# Does anyone know where I can buy a realistic/film quality "Predator" mask & costume?



## Mr_Awful (Aug 3, 2005)

*Does anyone know where I can buy a realistic/film quality "Predator" mask & costume?*

So I am still tossing ideas around and was thinking of being the Predator and think the costume could be a hit, however the store ones look just a bit too fake to me, and I would whether look like an actual Predator and not a guy dressed as a Predator.  I am looking on the web and hoping those types of masks and costumes are out there. i.e. The types of masks and costumes used in the films. Money is no issue at this time either.


----------



## neomage2021 (Mar 12, 2012)

Zeeboe said:


> So I am still tossing ideas around and was thinking of being the Predator and think the costume could be a hit, however the store ones look just a bit too fake to me, and I would whether look like an actual Predator and not a guy dressed as a Predator.  I am looking on the web and hoping those types of masks and costumes are out there. i.e. The types of masks and costumes used in the films. Money is no issue at this time either.


If money is no issue Composite effects can make you a 100% film quality costume from silicone that moves with your every move and looks perfect. I believe someone asked them about it once and they quoted somewhere around $10,000

if that is t0o much:

http://flexdesigncostumes.com/products.php has some good body suits. You can paint them yourself or have him paint it as a predator as for the mask

Ebay is probably your best bet for a predator mask. Expect a high quality predator mask to go for $750+

http://www.ebay.com/itm/PREDATOR-WO...7?pt=UK_Clothing_Masks_JD&hash=item2ec11aea35

Using a custom flex design suit, high quality mask + weapons etc you cna build a good quality predator costume for roughly $2500-3000


----------



## neomage2021 (Mar 12, 2012)

Oh and if you are up for doing a bunch of the work you can get a raw unpainted latex pull for $1500. You would need latex paints, a good airbrush and a bunch of time to finish it though.

http://www.ebay.com/itm/Raw-pulls-u...127?pt=LH_DefaultDomain_2&hash=item51a0c970b7


----------



## Mr_Awful (Aug 3, 2005)

Thank you! Ten-thousand dollars though huh? Wow. I bet the mask and costume is amazing. I'd be a mega-hit then. Oh, to be a rich man.  lol. Maybe one day.

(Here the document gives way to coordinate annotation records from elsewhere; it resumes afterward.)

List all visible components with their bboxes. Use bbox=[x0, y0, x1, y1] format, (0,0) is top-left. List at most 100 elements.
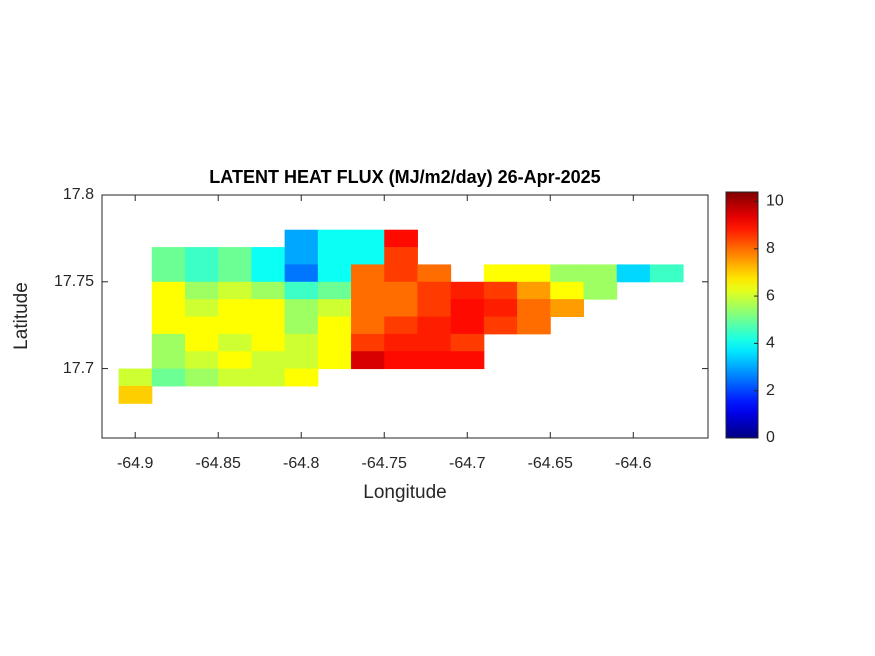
heat-cell bbox=[517, 299, 551, 317]
heat-cell bbox=[251, 281, 286, 300]
heat-cell bbox=[218, 316, 252, 335]
x-tick-label: -64.85 bbox=[196, 455, 241, 472]
y-tick-label: 17.75 bbox=[54, 273, 94, 290]
heat-cell bbox=[450, 351, 485, 370]
x-axis-label: Longitude bbox=[363, 482, 446, 503]
heat-cell bbox=[351, 264, 385, 283]
heat-cell bbox=[218, 281, 252, 300]
colorbar-tick-label: 8 bbox=[766, 240, 775, 257]
heat-cell bbox=[351, 351, 385, 370]
heat-cell bbox=[185, 264, 219, 283]
heat-cell bbox=[384, 229, 418, 248]
heat-cell bbox=[317, 229, 352, 248]
heat-cell bbox=[517, 316, 551, 335]
heatmap-cells bbox=[118, 229, 684, 404]
heat-cell bbox=[351, 316, 385, 335]
heat-cell bbox=[151, 281, 186, 300]
heat-cell bbox=[185, 333, 219, 352]
x-tick-label: -64.8 bbox=[283, 455, 320, 472]
x-tick-label: -64.7 bbox=[449, 455, 486, 472]
heat-cell bbox=[251, 247, 286, 265]
heat-cell bbox=[284, 351, 319, 370]
heat-cell bbox=[185, 281, 219, 300]
heat-cell bbox=[351, 281, 385, 300]
heat-cell bbox=[284, 229, 319, 248]
heat-cell bbox=[284, 264, 319, 283]
heat-cell bbox=[317, 316, 352, 335]
heat-cell bbox=[483, 264, 518, 283]
heat-cell bbox=[251, 264, 286, 283]
heat-cell bbox=[284, 247, 319, 265]
heat-cell bbox=[317, 299, 352, 317]
heat-cell bbox=[384, 333, 418, 352]
heat-cell bbox=[185, 368, 219, 387]
heat-cell bbox=[185, 299, 219, 317]
heat-cell bbox=[218, 368, 252, 387]
heat-cell bbox=[218, 333, 252, 352]
heat-cell bbox=[118, 385, 153, 404]
heat-cell bbox=[417, 316, 452, 335]
heat-cell bbox=[218, 299, 252, 317]
colorbar-tick-label: 4 bbox=[766, 335, 775, 352]
heat-cell bbox=[317, 247, 352, 265]
heat-cell bbox=[517, 281, 551, 300]
heat-cell bbox=[218, 351, 252, 370]
heat-cell bbox=[185, 351, 219, 370]
colorbar-tick-label: 6 bbox=[766, 287, 775, 304]
heat-cell bbox=[151, 316, 186, 335]
heat-cell bbox=[384, 247, 418, 265]
heat-cell bbox=[284, 299, 319, 317]
chart-title: LATENT HEAT FLUX (MJ/m2/day) 26-Apr-2025 bbox=[209, 167, 600, 187]
heat-cell bbox=[151, 299, 186, 317]
heat-cell bbox=[251, 333, 286, 352]
heat-cell bbox=[185, 316, 219, 335]
heat-cell bbox=[151, 247, 186, 265]
x-tick-label: -64.9 bbox=[117, 455, 154, 472]
heat-cell bbox=[450, 316, 485, 335]
heat-cell bbox=[384, 316, 418, 335]
heat-cell bbox=[550, 299, 584, 317]
colorbar-tick-label: 10 bbox=[766, 193, 784, 210]
heat-cell bbox=[649, 264, 684, 283]
heat-cell bbox=[417, 264, 452, 283]
heat-cell bbox=[351, 247, 385, 265]
heat-cell bbox=[417, 299, 452, 317]
axes-box bbox=[101, 194, 709, 439]
heat-cell bbox=[351, 333, 385, 352]
heat-cell bbox=[118, 368, 153, 387]
y-tick-label: 17.8 bbox=[63, 186, 94, 203]
heat-cell bbox=[251, 299, 286, 317]
heat-cell bbox=[284, 316, 319, 335]
x-tick-label: -64.6 bbox=[615, 455, 652, 472]
x-tick-label: -64.75 bbox=[362, 455, 407, 472]
heat-cell bbox=[483, 299, 518, 317]
heat-cell bbox=[583, 264, 618, 283]
heat-cell bbox=[384, 299, 418, 317]
heat-cell bbox=[550, 281, 584, 300]
heat-cell bbox=[384, 264, 418, 283]
heat-cell bbox=[284, 333, 319, 352]
axes: -64.9 -64.85 -64.8 -64.75 -64.7 -64.65 -64.6 17… bbox=[54, 186, 784, 472]
heat-cell bbox=[251, 316, 286, 335]
heat-cell bbox=[317, 281, 352, 300]
x-tick-label: -64.65 bbox=[528, 455, 573, 472]
heat-cell bbox=[151, 368, 186, 387]
colorbar-tick-label: 0 bbox=[766, 429, 775, 446]
heat-cell bbox=[384, 281, 418, 300]
heat-cell bbox=[185, 247, 219, 265]
heat-cell bbox=[351, 229, 385, 248]
colorbar bbox=[725, 191, 759, 439]
heat-cell bbox=[417, 333, 452, 352]
colorbar-tick-label: 2 bbox=[766, 382, 775, 399]
heat-cell bbox=[417, 351, 452, 370]
heat-cell bbox=[384, 351, 418, 370]
heat-cell bbox=[151, 264, 186, 283]
heat-cell bbox=[151, 351, 186, 370]
heat-cell bbox=[450, 333, 485, 352]
heat-cell bbox=[251, 351, 286, 370]
y-axis-label: Latitude bbox=[11, 282, 32, 350]
heat-cell bbox=[583, 281, 618, 300]
heat-cell bbox=[483, 316, 518, 335]
heat-cell bbox=[450, 281, 485, 300]
heat-cell bbox=[218, 264, 252, 283]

I was hoping it would be no more then maybe five-hundred. That is how much my Jason mask and costume all together was, and that's just a ball park estimate. I suppose if I really desire to be the Predator I'd have to stick with store-bought stuff.


----------



## neomage2021 (Mar 12, 2012)

Zeeboe said:


> Thank you! Ten-thousand dollars though huh? Wow. I bet the mask and costume is amazing. I'd be a mega-hit then. Oh, to be a rich man.  lol. Maybe one day.
> 
> I was hoping it would be no more then maybe five-hundred. That is how much my Jason mask and costume all together was, and that's just a ball park estimate. I suppose if I really desire to be the Predator I'd have to stick with store-bought stuff.


for $500 I think you can get a pretty decent costume
if oyu have time to do the body yourseld and paint a mask.

What you cna do is buy a " Deluxe Mr. Incredible" costume, and give it a few coats of latex. Form there you can use cotton balls, string, and craft stuff as well as latex paint to create a pretty good predator suit.

Then you can spend $300 or so on anm unpainted predator mask and paint it up yourself. 


With this method I think you could be very close to your $500 budget and it would look pretty good. Here is a tutorial on the mr incredible predator suit.

http://www.thehunterslair.com/topic/15904-turning-mr-incredible-into-a-predator-costume/

http://entertainment.webshots.com/album/575716459Xylmfk?start=0


----------



## Mr_Awful (Aug 3, 2005)

I sadly just don't have the creative mind to make my own stuff. It'd end up looking like Charlie Brown's ghost costume.  Thank you for telling me about Composite effects. They have some amazing masks. It looks just like how it'd look if you wore awesome make-up, only you have the luck of just wearing a mask with the cool stuff already on it if you buy from them. I may have to do business with those folks one day.









My god, people would piss themselves if I could walk around in something like that. *drool* I'd sell my soul for that mask and costume! I may have to move back in with my parents and ask for an increase in my credit line. LOL. Truly, it's people's responses that keep me dressing yearly for Halloween and I love the Jason character, but it would be cool to be a different character and still get the same responses because I do love the star treatment and it makes me happy knowing I am apart of so many different people's photo albums and that I was able to make their night more entertaining.


Also - Besides Jason Voorhees, alien creatures use to scare me the most in my youth so dressing up as an alien one day seems like the ideal thing to do since I seem to get joy out of becoming the same types of characters that once gave me nightmares and sleepless nights.


----------



## Mr_Awful (Aug 3, 2005)

$2500-3000 isn't too bad btw. I contacted flex design costumes to see if we could make a deal.


----------